Aside Ghana increasing its
efforts to address illegal logging and milling to secure the supply of legal
timber to the domestic market, the country has to pay special attention to the
overland export of timber.
The study focused on
estimating the size of the trade and its implications for policy to supply
legal timber to the domestic market.
It is under the EU-funding
project “Securing the integration of legal and legitimate markets into Voluntary
Partnership Agreements” being implemented by Tropenbos International and
partners.
Ghana has a long history
as a major supplier of high-value hardwood timber and wood products to
European, Asian and African markets.
The country has signed a
Voluntary Partnership Agreement with the European Union, with a commitment not
only to export legal wood but those on the domestic market are to be sourced
and traded legally.
Through a
multi-stakeholder process, a domestic lumber supply policy has been developed
as one of the first steps to deal with the unmet demand for domestic lumber.
The policy places emphasis
on overland export of the timber from Ghana as affecting the volumes of wood
available for local consumption. It is also a driving force for illegal
chainsaw milling.
The conservative estimated
volume of wood exported annually across the northern borders of Ghana alone is
250,000m3 – mainly illegal chainsaw lumber – which is equivalent to
some 825,083m3 of round logs. At least 130,000m3 of
overland lumber exports comes from the major timber markets alone.
This implies that some
120,000m3 of lumber may be exported overland directly from
production sites and from minor timber markets.
The main markets for these
overland exports are Niger, Mali, Burkina Faso and Nigeria. The latter two
countries provide the major market for Ghana’s timber and wood products.

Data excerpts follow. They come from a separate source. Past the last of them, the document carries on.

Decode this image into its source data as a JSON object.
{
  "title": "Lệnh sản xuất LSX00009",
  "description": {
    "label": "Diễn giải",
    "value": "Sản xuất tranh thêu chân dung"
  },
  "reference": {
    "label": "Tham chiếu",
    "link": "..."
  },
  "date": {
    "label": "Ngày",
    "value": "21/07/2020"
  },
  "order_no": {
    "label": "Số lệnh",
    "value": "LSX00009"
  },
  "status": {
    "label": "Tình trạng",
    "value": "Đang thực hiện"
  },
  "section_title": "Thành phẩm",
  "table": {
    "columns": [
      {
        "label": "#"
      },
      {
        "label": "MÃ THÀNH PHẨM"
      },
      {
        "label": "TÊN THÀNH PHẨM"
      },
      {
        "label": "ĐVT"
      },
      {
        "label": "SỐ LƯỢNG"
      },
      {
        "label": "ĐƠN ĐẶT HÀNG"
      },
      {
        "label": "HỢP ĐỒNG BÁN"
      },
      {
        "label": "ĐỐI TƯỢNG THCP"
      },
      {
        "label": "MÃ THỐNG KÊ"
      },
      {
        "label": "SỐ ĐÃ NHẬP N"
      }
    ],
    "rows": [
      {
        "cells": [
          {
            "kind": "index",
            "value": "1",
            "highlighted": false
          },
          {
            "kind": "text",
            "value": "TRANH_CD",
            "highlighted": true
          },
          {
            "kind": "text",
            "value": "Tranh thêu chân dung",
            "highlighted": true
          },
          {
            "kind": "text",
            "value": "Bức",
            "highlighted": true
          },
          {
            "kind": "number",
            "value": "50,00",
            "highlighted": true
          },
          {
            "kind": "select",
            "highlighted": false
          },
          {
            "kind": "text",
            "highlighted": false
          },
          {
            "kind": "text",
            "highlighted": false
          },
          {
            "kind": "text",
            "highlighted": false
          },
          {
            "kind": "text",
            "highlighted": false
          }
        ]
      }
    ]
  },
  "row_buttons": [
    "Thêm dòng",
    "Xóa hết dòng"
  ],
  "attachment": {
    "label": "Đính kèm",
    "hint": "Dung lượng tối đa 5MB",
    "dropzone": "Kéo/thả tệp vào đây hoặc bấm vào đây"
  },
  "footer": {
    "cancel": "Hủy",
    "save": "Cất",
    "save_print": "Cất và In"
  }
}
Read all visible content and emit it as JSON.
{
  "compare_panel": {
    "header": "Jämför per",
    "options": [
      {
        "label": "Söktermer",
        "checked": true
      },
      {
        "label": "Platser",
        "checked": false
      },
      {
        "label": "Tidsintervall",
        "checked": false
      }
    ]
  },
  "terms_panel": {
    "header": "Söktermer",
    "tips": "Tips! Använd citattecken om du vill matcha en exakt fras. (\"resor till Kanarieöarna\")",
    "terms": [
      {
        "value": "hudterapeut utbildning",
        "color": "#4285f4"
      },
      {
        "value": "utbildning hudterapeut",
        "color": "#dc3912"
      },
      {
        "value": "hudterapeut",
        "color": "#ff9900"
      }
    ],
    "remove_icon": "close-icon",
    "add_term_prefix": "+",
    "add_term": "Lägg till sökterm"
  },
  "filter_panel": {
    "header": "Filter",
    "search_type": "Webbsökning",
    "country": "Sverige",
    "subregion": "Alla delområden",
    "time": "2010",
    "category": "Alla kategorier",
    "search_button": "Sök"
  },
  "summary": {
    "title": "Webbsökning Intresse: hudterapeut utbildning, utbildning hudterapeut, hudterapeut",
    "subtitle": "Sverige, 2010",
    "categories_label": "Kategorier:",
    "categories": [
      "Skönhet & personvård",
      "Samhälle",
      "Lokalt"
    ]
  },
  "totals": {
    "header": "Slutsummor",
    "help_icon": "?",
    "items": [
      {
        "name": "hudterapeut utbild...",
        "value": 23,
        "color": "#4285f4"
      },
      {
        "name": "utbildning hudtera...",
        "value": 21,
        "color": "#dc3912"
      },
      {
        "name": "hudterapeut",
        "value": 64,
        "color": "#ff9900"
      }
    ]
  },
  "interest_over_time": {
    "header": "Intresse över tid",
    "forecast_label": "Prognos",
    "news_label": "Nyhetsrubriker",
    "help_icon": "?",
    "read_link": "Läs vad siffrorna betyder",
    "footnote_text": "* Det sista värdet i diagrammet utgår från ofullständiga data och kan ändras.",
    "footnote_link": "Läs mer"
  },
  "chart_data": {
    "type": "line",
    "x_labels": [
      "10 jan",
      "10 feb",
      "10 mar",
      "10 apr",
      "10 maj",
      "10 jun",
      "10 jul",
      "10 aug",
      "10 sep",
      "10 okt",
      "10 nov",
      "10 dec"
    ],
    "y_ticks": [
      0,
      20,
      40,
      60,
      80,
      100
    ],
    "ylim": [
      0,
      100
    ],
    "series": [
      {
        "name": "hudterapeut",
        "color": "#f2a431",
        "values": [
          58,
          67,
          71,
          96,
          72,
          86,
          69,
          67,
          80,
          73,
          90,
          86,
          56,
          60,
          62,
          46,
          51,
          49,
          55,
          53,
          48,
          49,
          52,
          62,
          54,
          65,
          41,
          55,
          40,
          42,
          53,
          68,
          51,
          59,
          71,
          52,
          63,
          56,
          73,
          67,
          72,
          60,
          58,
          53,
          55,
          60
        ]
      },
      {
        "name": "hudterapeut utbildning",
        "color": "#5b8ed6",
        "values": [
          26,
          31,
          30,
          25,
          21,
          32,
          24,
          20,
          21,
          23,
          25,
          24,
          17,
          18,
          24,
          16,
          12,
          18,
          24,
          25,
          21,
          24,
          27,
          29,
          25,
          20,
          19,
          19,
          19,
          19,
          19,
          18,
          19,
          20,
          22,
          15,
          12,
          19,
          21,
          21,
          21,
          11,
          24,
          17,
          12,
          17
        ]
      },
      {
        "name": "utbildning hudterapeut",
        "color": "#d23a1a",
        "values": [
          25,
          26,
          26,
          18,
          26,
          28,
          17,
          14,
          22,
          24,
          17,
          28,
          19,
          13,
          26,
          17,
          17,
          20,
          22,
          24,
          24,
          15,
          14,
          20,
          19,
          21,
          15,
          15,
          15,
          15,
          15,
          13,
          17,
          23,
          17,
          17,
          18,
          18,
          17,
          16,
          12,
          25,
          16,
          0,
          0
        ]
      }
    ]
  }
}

Nigeria’s importation of mainly plywood and lumber from 2005 to 2012 has
averaged an annual volume of 78,000 m3 valued at over Euros 24.04
million.
These exports go through
approved exit points at the borders, particularly at Aflao on the south eastern
corridor as well as Paga, Hamile and Tumu all on the northern frontier of the
country.
The study pointed out that
the main trade of lumber occurs at recognized timber markets, mainly Techiman
and Kumasi-Sokoban, as well as direct procurement from producers at loading
sites closer to production areas.
The study revealed that
about 62% of the volume of timber traded in these two major markets – mainly
illegal chainsaw lumber – was exported overland mainly to Burkina Faso, Niger
and Mali. About 54% of the lumber exported overland from these two markets was
transported to Burkina Faso accounting for 54% of trade (estimated 46,031m3
of lumber end up on Ouagadougou markets).
In the context of VPA
implementation, the overland export trade presents a challenge, in terms of how
chainsaw lumber transported across the border can come under a legality regime.
There is the need to test
how the wood tracking system developed under the VPA can help track such timber
and help control the illegal trade, the study recommended.
Moreover, the
institutional arrangements and governance of overland timber trade needs a
complete review – in particular, how to improve documentation and data capture
of the trade, both from timber markets and at national borders, institute a
collaborative system that guarantees effective coordination among agencies and
to improve transparency at the borders are crucial.
In conclusion, the report
says national stakeholder meeting and a dedicated multi-stakeholder team should
work out institutional reforms towards these goals are urgent.